Analysts trying to explain why some developing countries have grown so much more rapidly than others regularly select a few successful new industrializing countries (NICs) for study, most often Taiwan, South Korea, Singapore, Brazil, and Mexico. In all these countries, during the periods of most rapid growth, governments exerted extensive controls over labor and prevented most expressions of worker discontent. Having noted this similarity, analysts argue that the repression, cooptation, discipline, or quiescence of labor contributes to high growth. (Geddes, 134 pdf)
If one were to make policy recommendations based off this research, one might advocate that developing countries repress labor unions in order to get economic growth, the dependent variable.

Reaction Gifs, as always. And Clueless. 
As it turns out, Alicia Silverstone is right to be skeptical about this claim.
In order to establish the plausibility of the claim that labor repression contributes to development, it is necessary to select a sample of cases without reference to their position on the dependent variable, rate each on its level of labor repression, and show that, on average, countries with higher levels of repression grow faster. 
The two tasks crucial to testing any hypothesis are to identify the universe of cases to which the hypothesis should apply, and to find or develop measures of the variables. A sample of cases to examine then needs to be selected from the universe in such a way as to insure that the criteria for selecting cases are uncorrelated with the placement of cases on the dependent variable.(Geddes, 134-5)
A random sample from a given universe is one such way to test a hypothesis or a relationship, but selection bias is not random, and when one does this, the research findings may be biased.
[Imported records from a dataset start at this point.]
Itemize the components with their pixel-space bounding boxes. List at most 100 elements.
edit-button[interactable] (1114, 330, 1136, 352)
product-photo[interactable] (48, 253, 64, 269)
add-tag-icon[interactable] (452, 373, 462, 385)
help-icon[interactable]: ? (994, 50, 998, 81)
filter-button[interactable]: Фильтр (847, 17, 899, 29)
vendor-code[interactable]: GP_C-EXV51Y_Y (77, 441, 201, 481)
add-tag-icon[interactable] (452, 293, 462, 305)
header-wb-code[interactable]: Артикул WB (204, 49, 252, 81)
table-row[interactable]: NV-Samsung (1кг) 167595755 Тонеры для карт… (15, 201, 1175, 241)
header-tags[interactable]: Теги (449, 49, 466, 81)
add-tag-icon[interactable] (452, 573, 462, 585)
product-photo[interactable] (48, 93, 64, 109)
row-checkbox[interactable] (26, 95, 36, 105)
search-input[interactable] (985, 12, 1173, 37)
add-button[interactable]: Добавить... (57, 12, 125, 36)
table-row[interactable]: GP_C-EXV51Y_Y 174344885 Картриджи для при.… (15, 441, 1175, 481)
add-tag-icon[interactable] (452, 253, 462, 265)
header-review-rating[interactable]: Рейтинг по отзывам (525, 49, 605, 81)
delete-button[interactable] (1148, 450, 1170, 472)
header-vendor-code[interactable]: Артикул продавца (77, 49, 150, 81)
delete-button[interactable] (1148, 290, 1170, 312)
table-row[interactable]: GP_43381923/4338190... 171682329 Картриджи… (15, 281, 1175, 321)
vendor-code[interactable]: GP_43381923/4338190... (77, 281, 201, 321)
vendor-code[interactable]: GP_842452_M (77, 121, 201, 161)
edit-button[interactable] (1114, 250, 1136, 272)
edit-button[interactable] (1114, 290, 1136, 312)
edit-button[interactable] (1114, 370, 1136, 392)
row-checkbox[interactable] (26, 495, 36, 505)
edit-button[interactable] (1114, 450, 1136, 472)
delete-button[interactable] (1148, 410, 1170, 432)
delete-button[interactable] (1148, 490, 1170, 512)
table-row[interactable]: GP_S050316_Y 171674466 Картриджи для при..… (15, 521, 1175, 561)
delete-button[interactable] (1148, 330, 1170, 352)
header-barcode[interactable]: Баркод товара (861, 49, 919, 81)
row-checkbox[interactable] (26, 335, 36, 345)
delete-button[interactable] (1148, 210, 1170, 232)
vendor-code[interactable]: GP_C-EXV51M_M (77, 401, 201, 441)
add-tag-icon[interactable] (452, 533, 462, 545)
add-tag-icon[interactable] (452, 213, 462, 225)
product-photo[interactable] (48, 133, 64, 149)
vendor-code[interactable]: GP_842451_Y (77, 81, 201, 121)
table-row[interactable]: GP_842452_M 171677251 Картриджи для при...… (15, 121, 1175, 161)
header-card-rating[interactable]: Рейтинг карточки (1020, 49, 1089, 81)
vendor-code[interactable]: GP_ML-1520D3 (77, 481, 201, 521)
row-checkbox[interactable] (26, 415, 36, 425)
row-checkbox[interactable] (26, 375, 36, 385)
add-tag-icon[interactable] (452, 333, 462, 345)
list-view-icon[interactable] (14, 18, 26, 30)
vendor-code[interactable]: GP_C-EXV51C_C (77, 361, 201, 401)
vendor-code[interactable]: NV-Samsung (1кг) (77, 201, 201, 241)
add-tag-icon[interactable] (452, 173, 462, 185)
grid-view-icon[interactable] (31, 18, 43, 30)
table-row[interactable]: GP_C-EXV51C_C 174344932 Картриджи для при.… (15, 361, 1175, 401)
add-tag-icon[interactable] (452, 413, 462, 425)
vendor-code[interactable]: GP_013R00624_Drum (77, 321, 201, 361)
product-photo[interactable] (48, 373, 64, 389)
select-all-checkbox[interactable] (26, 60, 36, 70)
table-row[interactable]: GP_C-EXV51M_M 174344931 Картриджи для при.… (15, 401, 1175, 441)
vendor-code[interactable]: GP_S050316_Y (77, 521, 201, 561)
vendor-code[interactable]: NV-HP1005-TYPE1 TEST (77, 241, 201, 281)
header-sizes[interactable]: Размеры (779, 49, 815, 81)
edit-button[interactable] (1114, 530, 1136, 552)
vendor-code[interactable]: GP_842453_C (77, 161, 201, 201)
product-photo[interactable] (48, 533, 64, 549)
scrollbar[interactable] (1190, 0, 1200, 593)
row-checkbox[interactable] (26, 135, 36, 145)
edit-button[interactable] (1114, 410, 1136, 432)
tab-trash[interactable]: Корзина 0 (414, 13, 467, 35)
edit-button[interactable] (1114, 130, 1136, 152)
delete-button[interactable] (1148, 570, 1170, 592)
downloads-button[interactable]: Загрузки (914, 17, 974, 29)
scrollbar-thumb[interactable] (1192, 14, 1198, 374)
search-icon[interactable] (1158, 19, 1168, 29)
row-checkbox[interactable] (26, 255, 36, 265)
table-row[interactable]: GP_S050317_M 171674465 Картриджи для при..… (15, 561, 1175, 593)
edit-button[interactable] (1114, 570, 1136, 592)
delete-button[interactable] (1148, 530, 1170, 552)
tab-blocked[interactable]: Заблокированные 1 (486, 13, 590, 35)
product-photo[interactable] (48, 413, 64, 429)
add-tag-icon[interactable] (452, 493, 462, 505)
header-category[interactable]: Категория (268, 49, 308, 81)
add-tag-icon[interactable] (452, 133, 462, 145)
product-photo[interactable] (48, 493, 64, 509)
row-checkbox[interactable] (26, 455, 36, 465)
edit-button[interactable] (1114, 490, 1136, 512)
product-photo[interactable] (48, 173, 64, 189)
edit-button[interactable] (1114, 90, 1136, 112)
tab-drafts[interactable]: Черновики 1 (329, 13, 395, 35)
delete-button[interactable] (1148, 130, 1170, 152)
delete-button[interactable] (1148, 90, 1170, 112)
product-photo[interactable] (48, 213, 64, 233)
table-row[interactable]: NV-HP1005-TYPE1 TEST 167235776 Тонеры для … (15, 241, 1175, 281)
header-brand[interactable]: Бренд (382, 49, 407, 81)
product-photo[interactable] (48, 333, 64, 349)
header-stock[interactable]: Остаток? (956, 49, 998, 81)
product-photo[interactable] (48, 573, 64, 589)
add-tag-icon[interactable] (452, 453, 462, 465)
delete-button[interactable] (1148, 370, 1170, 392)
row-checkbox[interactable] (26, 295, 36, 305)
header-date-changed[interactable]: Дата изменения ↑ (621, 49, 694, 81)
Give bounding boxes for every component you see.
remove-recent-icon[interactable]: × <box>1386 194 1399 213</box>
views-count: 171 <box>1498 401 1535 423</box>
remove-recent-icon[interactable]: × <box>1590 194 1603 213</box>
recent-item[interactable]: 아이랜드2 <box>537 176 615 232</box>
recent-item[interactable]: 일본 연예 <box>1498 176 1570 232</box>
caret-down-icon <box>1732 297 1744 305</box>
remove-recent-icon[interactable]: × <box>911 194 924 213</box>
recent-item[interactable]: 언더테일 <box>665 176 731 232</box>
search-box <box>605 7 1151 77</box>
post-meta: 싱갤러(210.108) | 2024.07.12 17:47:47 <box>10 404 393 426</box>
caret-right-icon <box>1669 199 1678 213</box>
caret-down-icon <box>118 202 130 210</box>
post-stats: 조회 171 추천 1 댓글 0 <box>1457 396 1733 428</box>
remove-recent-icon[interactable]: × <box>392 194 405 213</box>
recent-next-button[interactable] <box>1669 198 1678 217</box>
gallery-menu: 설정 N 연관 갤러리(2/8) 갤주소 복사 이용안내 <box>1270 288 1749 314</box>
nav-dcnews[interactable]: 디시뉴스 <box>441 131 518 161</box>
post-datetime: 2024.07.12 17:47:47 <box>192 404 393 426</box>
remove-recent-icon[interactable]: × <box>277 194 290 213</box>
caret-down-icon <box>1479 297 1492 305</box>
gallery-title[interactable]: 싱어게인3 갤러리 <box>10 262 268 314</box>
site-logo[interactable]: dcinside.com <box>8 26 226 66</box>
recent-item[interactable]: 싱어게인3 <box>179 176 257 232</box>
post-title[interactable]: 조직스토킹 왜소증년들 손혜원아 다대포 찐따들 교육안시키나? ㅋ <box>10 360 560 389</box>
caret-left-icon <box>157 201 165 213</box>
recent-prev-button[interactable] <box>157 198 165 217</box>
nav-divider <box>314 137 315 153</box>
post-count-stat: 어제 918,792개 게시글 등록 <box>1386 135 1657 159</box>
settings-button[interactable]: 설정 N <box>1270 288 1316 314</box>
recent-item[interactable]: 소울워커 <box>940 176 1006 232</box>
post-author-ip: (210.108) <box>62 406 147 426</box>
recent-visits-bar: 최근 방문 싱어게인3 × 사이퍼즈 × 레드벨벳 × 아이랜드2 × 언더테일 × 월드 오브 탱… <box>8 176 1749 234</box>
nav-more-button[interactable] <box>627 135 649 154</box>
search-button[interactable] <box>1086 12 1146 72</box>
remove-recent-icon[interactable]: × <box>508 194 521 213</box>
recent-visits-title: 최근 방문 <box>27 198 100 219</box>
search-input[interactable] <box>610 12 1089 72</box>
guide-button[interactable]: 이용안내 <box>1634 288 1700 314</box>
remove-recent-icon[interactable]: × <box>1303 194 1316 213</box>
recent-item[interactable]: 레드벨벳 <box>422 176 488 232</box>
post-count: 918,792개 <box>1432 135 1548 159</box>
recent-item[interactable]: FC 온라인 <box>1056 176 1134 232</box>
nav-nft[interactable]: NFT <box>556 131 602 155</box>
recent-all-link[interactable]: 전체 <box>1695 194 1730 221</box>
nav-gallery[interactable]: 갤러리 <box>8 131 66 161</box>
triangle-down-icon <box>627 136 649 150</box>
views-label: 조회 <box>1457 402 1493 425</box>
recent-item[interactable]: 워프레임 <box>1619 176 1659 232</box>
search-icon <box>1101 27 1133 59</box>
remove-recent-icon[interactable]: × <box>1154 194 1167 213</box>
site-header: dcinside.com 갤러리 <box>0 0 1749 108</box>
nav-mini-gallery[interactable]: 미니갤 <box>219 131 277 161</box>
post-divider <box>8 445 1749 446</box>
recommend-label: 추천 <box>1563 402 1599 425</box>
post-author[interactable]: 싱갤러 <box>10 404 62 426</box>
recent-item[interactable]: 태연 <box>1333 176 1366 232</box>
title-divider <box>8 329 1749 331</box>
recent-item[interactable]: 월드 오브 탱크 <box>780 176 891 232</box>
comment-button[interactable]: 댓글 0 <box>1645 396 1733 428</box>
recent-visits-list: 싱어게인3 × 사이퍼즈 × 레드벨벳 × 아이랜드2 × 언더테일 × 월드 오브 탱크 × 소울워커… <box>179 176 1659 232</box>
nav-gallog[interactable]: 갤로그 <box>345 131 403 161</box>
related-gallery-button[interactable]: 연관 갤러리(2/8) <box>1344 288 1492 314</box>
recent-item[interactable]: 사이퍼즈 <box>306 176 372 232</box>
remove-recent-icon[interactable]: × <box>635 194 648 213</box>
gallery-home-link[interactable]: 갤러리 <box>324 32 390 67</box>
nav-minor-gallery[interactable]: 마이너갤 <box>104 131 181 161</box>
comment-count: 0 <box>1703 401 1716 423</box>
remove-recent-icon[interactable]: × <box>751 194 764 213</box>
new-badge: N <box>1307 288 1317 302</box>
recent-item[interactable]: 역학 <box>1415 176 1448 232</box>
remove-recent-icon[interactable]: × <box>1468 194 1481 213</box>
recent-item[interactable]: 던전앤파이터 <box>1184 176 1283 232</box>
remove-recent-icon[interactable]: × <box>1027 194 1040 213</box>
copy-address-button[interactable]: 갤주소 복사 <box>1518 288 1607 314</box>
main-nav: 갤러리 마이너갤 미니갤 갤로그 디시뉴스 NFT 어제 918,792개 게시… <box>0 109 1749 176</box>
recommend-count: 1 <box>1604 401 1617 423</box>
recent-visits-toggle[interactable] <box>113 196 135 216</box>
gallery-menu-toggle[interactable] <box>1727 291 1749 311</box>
However, there is a flip-side to selecting on the dependent variable: the results are often not only relevant, but highly entertaining.

To wit, James Scott's Seeing Like a State: How Certain Schemes to Improve the Human Condition Have Failed is, in my mind, a towering achievement and an immensely absorbing piece of research. Of course, he selects on the schemes that have failed.

Via Google Books
And that brings us to library and information science.

Stanford University's Jacqueline Hettel and Chris Bourg are conducting research on "assessing library impact by text mining acknowledgements" from Google Books (Source). It is an impressive and creative way to measure how libraries can positively affect scholars, and at present it is in the "proof of concept" stage, so it is still early. Information and early data on the project is available at the following links.

http://www.linguabrarian.com/measuring-thanks/
http://www.linguabrarian.com/thanks-method-1/
http://www.linguabrarian.com/a-method-for-measuring-thanks-part-2-scraping-query-results-for-analysis-in-a-collaborative-project/

It seems that these scholars have a dependent variable robustly defined and measured in the form of acknowledgements that thank libraries and librarians for their help with research. While they have acknowledgements, proof of the impact of libraries, the dependent variable, they do not have the causes of these acknowledgements, and as a fellow librarian, the causes are what I am after. Those causes lead to a new metric of academic library success in scholarly communication. As of now, this work appears to be called "Measuring Thanks," a title that may hint at possible selection bias. I look forward to hearing more about the project, and I hope that they have not selected on the dependent variable by focusing on it at this early stage. As was the case above, a random sample of books, and the acknowledgements therein, is one way to avoid this bias.

Academic researchers are not supposed to select on the dependent variable, but doing so can lead to interesting and entertaining finds. More research that satisfies these latter conditions, please.